Mais de 400 mil pessoas receberam criptomoedas em janeiro para terem seus olhos escaneados pela startup Tools for Humanity. Foi um salto e tanto. De novembro do ano passado até meados do mês, a empresa tinha registrado 110 mil procedimentos. Ou seja, mais de 500 mil brasileiros passaram pelos pontos de coleta de dados das íris.
Em reportagem publicada hoje, o portal G1 entrevistou pessoas que fizeram o cadastramento e receberam o pagamento de 25 unidades da criptomoeda deles, a Worldcoin (WLD), que equivale nas cotações atuais a cerca de R$ 600. A maioria foi mesmo pelo dinheiro e nem sabia ao certo do que se tratava o projeto.
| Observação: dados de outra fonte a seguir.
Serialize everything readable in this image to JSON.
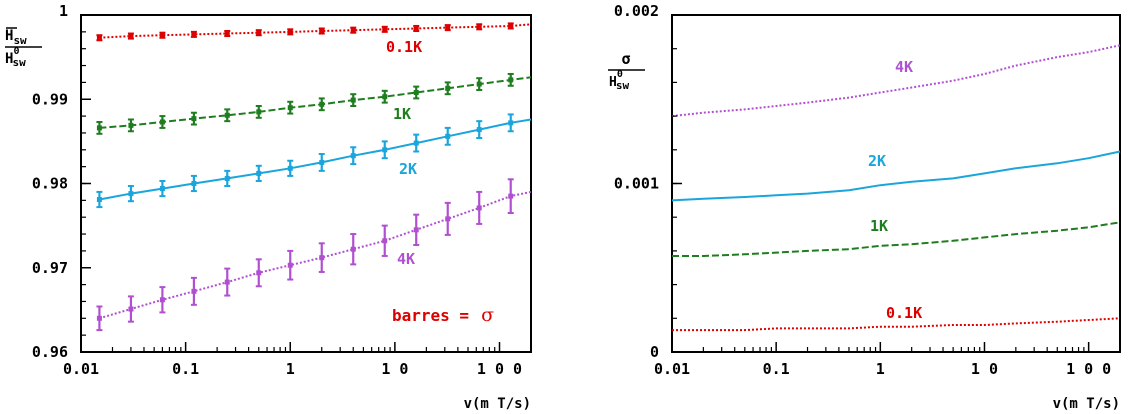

O grande aumento de interessados veio a partir do crescimento da quantidade dos postos de coleta. Em novembro, o projeto contava com 10 unidades, na maioria, instalados em bairros mais nobres como Itaim e Jardins, na capital paulista. Neste mês, multiplicou por cinco o número desses pontos, para 51. Mas mudou de estratégia e passou a privilegiar localidades mais distantes do centro expandido, como Cidade Líder, na Zona Leste de São Paulo.
Diante de informações desencontradas sobre os motivos para a iniciativa, a Autoridade Nacional de Proteção de Dados (ANPD) determinou na sexta-feira a suspensão da oferta de criptomoeda ou de qualquer outra compensação financeira pela coleta de íris no Brasil.
O que é a Tools for Humanity
A Tools for Humanity foi cofundada por Sam Altman, presidente-executivo da OpenAI, empresa por trás da IA do ChatGPT. O órgão de proteção de dados brasileiro também determinou à empresa que identifique o encarregado pelo tratamento de dados pessoais.
A companhia iniciou as operações no Brasil em novembro de 2024 por meio do projeto World, de coleta de dados biométricos para criação da chamada World ID. Trata-se de uma identificação global que, segundo a empresa, permitiria a comprovação de que o titular é um ser humano único vivo e promoveria maior segurança digital. Já escanearam 10 milhões de íris ao redor do mundo, sendo 6,4 milhões na América do Sul.
Em nota, a Tools for Humanity, empresa responsável pela operação da World no Brasil, disse que está em conformidade com todas as leis e regulamentos do Brasil e que “relatos imprecisos recentes e atividades nas mídias sociais resultaram em informações falsas para a ANPD”, sem dar mais detalhes.
O projeto nega que esteja coletando dados sensíveis. “Não existe armazenamento de íris das pessoas”, afirma Rodrigo Tozzi, chefe de operações da Tools for Humanity no Brasil. “Tudo o que o projeto precisa saber [nesta fase de coleta de íris] é que você é um ser humano único. Nesse processo de verificação, nenhum nome, CPF ou e-mail do usuário é pedido. A World não quer criar um banco de dados.”
A ANPD disse que a medida é preventiva e entra em vigor no sábado. A autoridade disse que a compensação financeira fornecida pela empresa “pode interferir na livre manifestação de vontade dos indivíduos”, influenciando a decisão sobre fornecer seus dados biométricos.
Como escanear a íris
A imagem tirada da íris do usuário é feita por um aparelho chamado de Orb – nada mais que uma câmera de alta resolução. Ela faz três fotos: do rosto inteiro, do olho direito e do olho esquerdo. Então gera-se o código do usuário, confirmando o escaneamento.
São 51 postos de coleta no Brasil, todos em São Paulo. E Tozzi confirmou que existem planos para expansão e que a intenção do projeto é que todo o país tenha orbs em algum momento. Para participar, é preciso seguir os passos abaixo:
- Baixar o aplicativo World App;
- Agendar um horário em um dos locais de verificação;
- Ir a um dos postos e realizar o procedimento no Orb
Para receber a recompensa em Worldcoins é preciso ter conta em alguma exchange com suporte ao WLD (como a Binance e o Mercado Bitcoin).
Fiscalização e riscos
Entre as informações que a ANPD pediu ao projeto estão o contexto em que ocorrem as atividades, a hipótese legal que fundamenta o tratamento de dados, a transparência do tratamento de dados pessoais e a proteção dos dados. O mais frequente envolve o risco de um vazamento dos dados.
Ainda assim, o projeto enfrenta obstáculos mundo afora. Na Espanha e em Portugal, o projeto está paralisado por força das autoridades de proteção de dados locais. Na Argentina e no Reino Unido, Na Coreia do Sul, o país aplicou uma multa de US$ 830 mil por violação de leis de privacidade.